Dorothy (Judy Garland) is an irresponsible teen in need of constant attention, and after letting her mongrel Toto run loose in a neighbor's garden, she returns to Auntie Em's (Clara Blandick) Kansas farm and distracts everyone within earshot from their duties, which include securing all the animals, because there is a twister on it's way! Her acting out reaches a crescendo when she attempts a Superfly Splash into the hog pen, which concusses her so badly that she imagines her farmhouse (with her in it) has been swooped up into the twister, depositing her into a world that is in full color (she had been living a sepia-toned existence until then) and jammed full of singing little people in fanciful costumes. Unfortunately, Dorothy's house has landed upon a witch, and when the witch's sister shows up, Dorothy steals the corpse's shoes, and the "good" witch Glinda (Billie Burke) taunts the poor Wicked Witch of the West (Margaret Hamilton) about dropping another house on top of her. This sets Dorothy and Ms. West on a course towards a head-on collision, if only Dorothy had shown a little respect for the recently departed.
I remember when I watched the first "Star Wars" for the first time a few years, I was struck by how whiny and awful Luke Skywalker was. Re-watching "Oz" for the first time in a while, I had a similar realization about Dorothy. Her character was absolutely desperate for attention, and freaked out whenever anyone threatened her dog. I know that this was intended to be an all ages movie, but I just kept thinking that if someone had biked up to my house and demanded that my dog be put down, I might have resorted to physical violence. At the very least, a very salty stream of language would have been unleashed. It's neither here nor there, but Dorothy's always flipping out about something.

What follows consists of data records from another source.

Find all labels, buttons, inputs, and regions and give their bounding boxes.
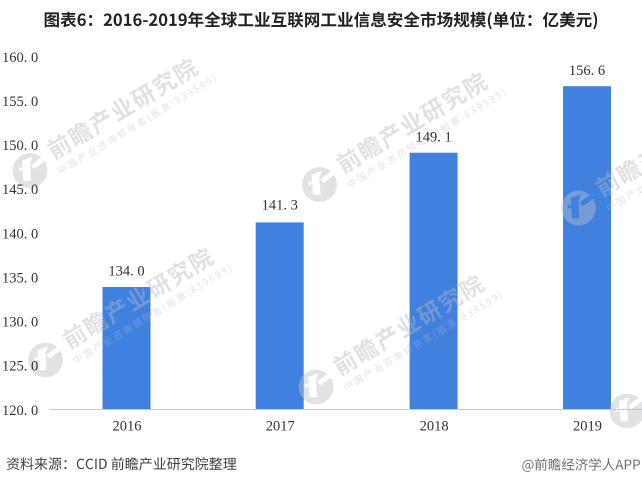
svg-text:134. 0: 134. 0	[108, 264, 144, 280]
svg-text:155. 0: 155. 0	[2, 94, 38, 110]
svg-text:141. 3: 141. 3	[262, 198, 298, 214]
svg-text:149. 1: 149. 1	[415, 129, 451, 145]
svg-text:140. 0: 140. 0	[2, 226, 38, 242]
svg-text:2017: 2017	[266, 418, 295, 434]
svg-text:2018: 2018	[420, 418, 449, 434]
svg-text:135. 0: 135. 0	[2, 270, 38, 286]
svg-text:150. 0: 150. 0	[2, 138, 38, 154]
svg-text:156. 6: 156. 6	[569, 63, 605, 79]
svg-text:130. 0: 130. 0	[2, 315, 38, 331]
svg-text:145. 0: 145. 0	[2, 182, 38, 198]
svg-text:160. 0: 160. 0	[2, 50, 38, 66]
svg-text:2019: 2019	[573, 418, 602, 434]
svg-text:125. 0: 125. 0	[2, 359, 38, 375]
svg-text:2016: 2016	[113, 418, 142, 434]
svg-text:120. 0: 120. 0	[2, 403, 38, 419]
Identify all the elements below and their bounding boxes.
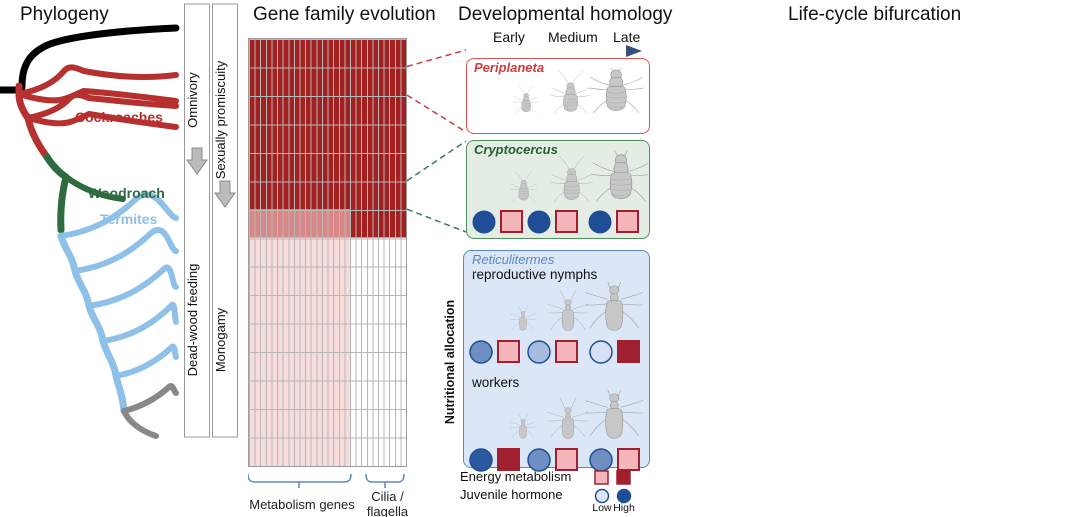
svg-text:Late: Late xyxy=(613,29,640,45)
svg-text:Low: Low xyxy=(593,502,612,514)
svg-text:Sexually promiscuity: Sexually promiscuity xyxy=(213,60,228,179)
svg-text:Termites: Termites xyxy=(100,211,158,227)
svg-text:Medium: Medium xyxy=(548,29,598,45)
svg-text:Early: Early xyxy=(493,29,525,45)
svg-text:High: High xyxy=(613,502,635,514)
svg-text:Cockroaches: Cockroaches xyxy=(75,109,163,125)
svg-text:Monogamy: Monogamy xyxy=(213,307,228,372)
svg-text:Dead-wood feeding: Dead-wood feeding xyxy=(185,264,200,377)
svg-text:Omnivory: Omnivory xyxy=(185,72,200,128)
svg-text:Woodroach: Woodroach xyxy=(88,185,165,201)
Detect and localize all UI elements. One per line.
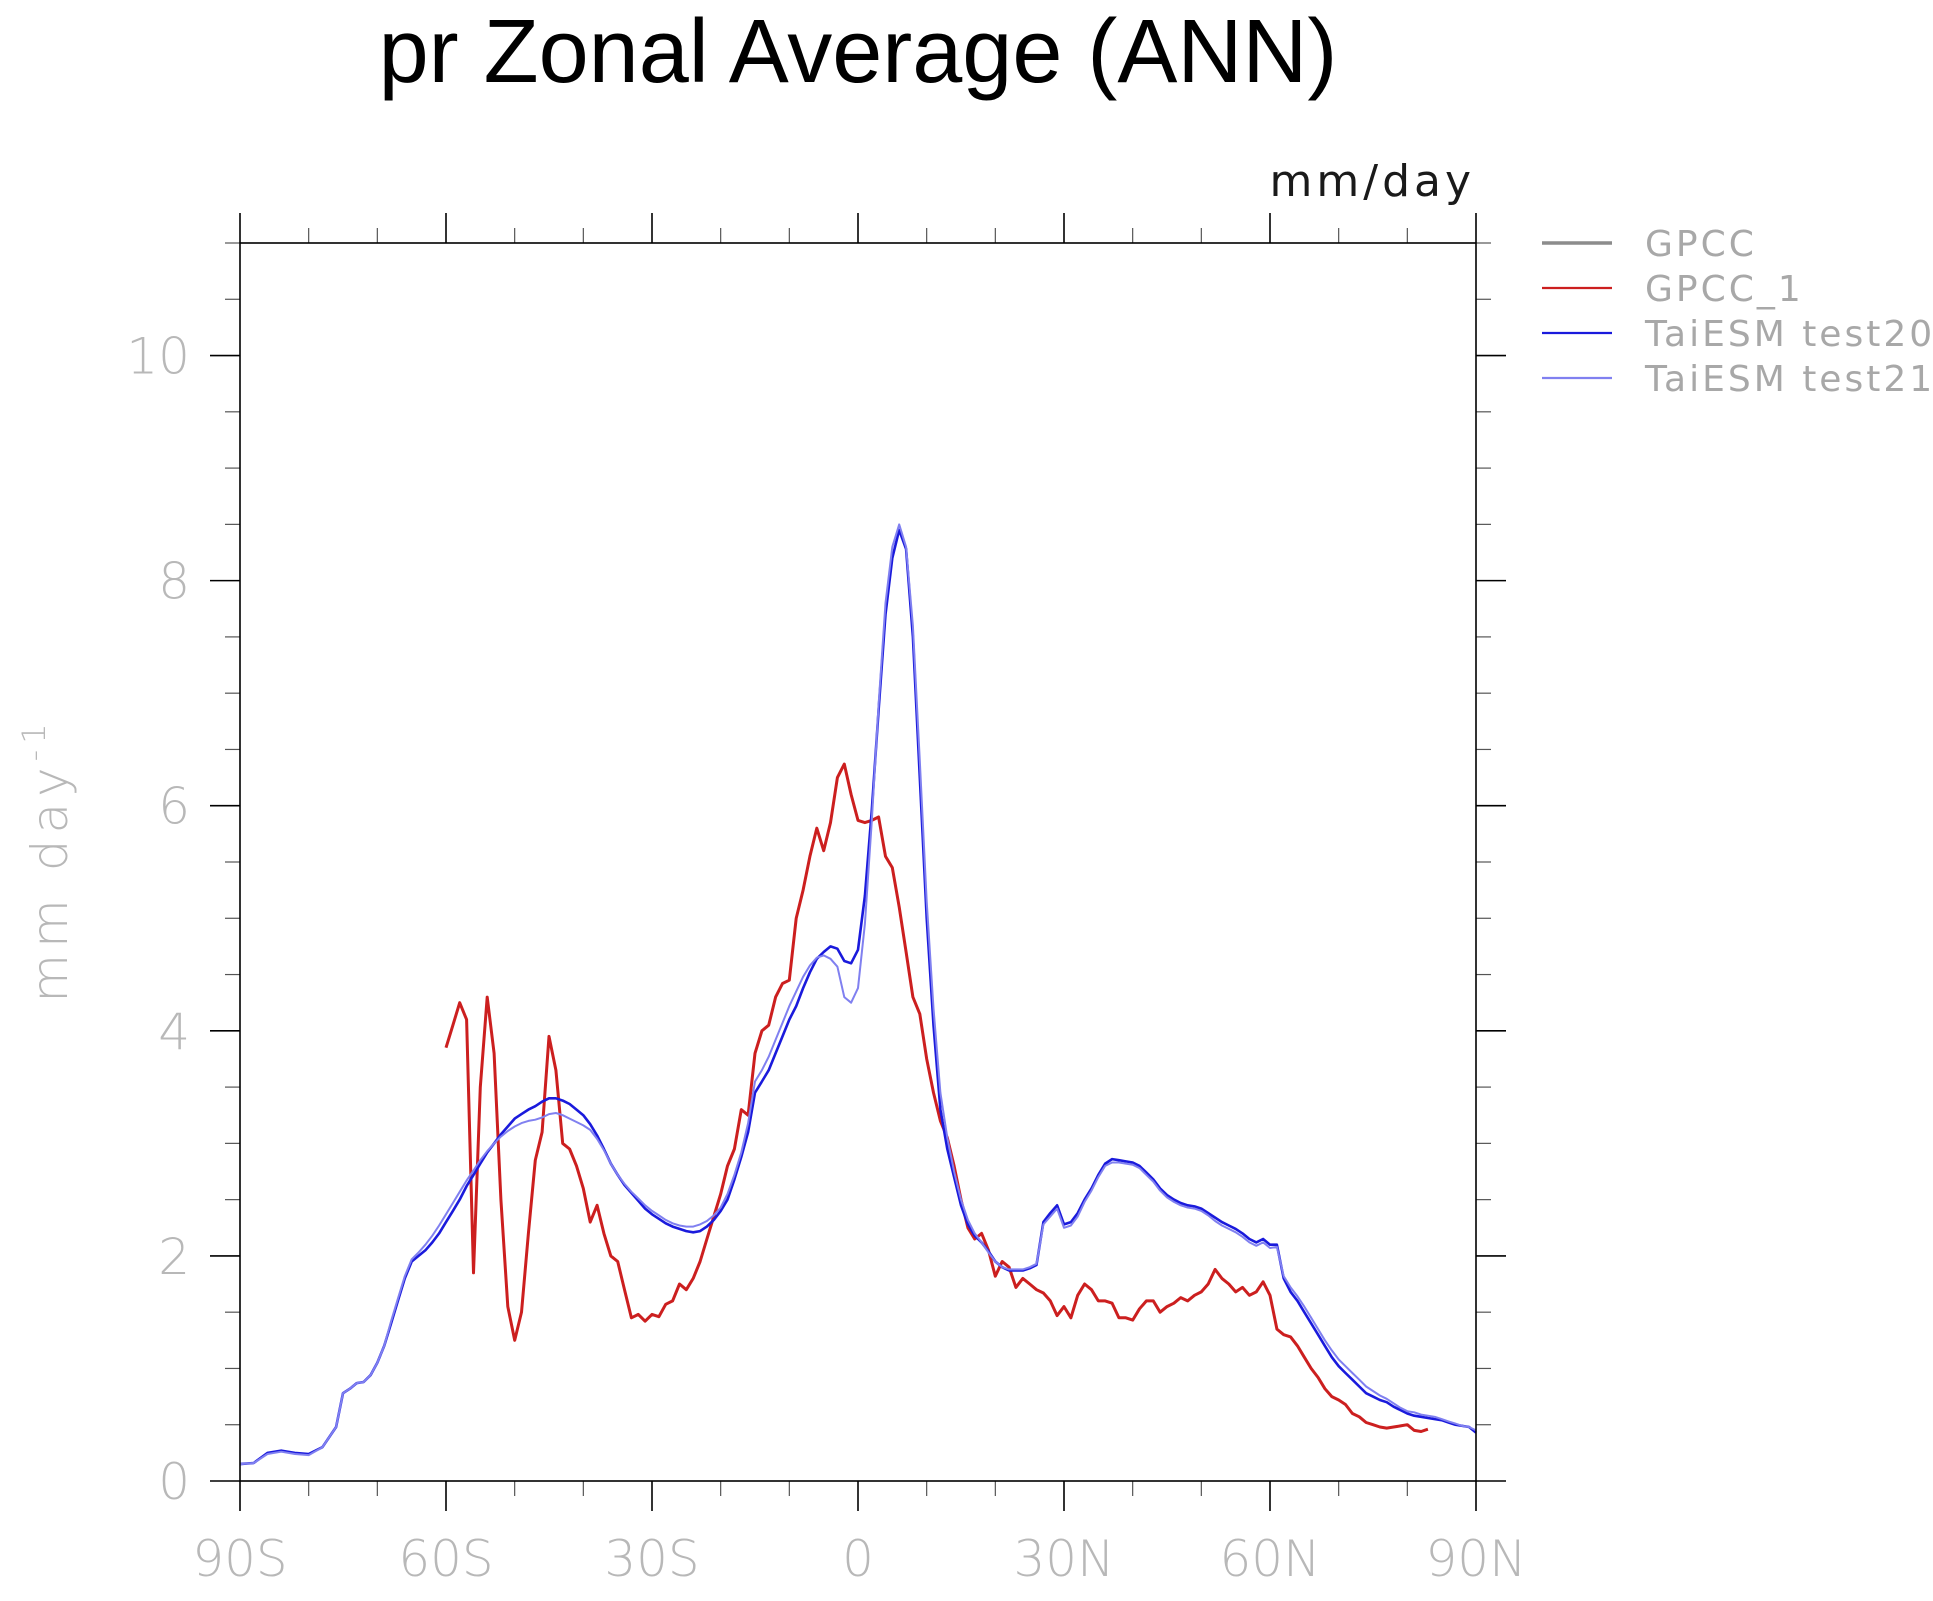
x-tick-label: 60S (398, 1530, 493, 1588)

But ignoring that, it's pretty important to note that I don't generally like musicals or dance movies. More than that, I don't usually even bother seeing them in the first place. That's how big "The Wizard of Oz" is culturally. Even someone like me who is pretty ignorant of those genres knows about "Oz." Part of this is that this is a really fun movie, from the songs that everyone knows and can sing along with, to the colorful, imaginative, stylized set designs, to the goofy overacting of everyone involved. Visually, it's got a lot going on, even if the story itself isn't terribly complicated. At pretty much every turn, you're going to have fun looking at whatever is going on on the screen
Like I said, "The Wizard of Oz" isn't a perfect film, but it is good enough to overcome my prejudices against the musical genre, and good enough to be a common cultural touchstone for pretty much anyone raised within the last eighty years. I guess that'll have to do, as far as recommendations go.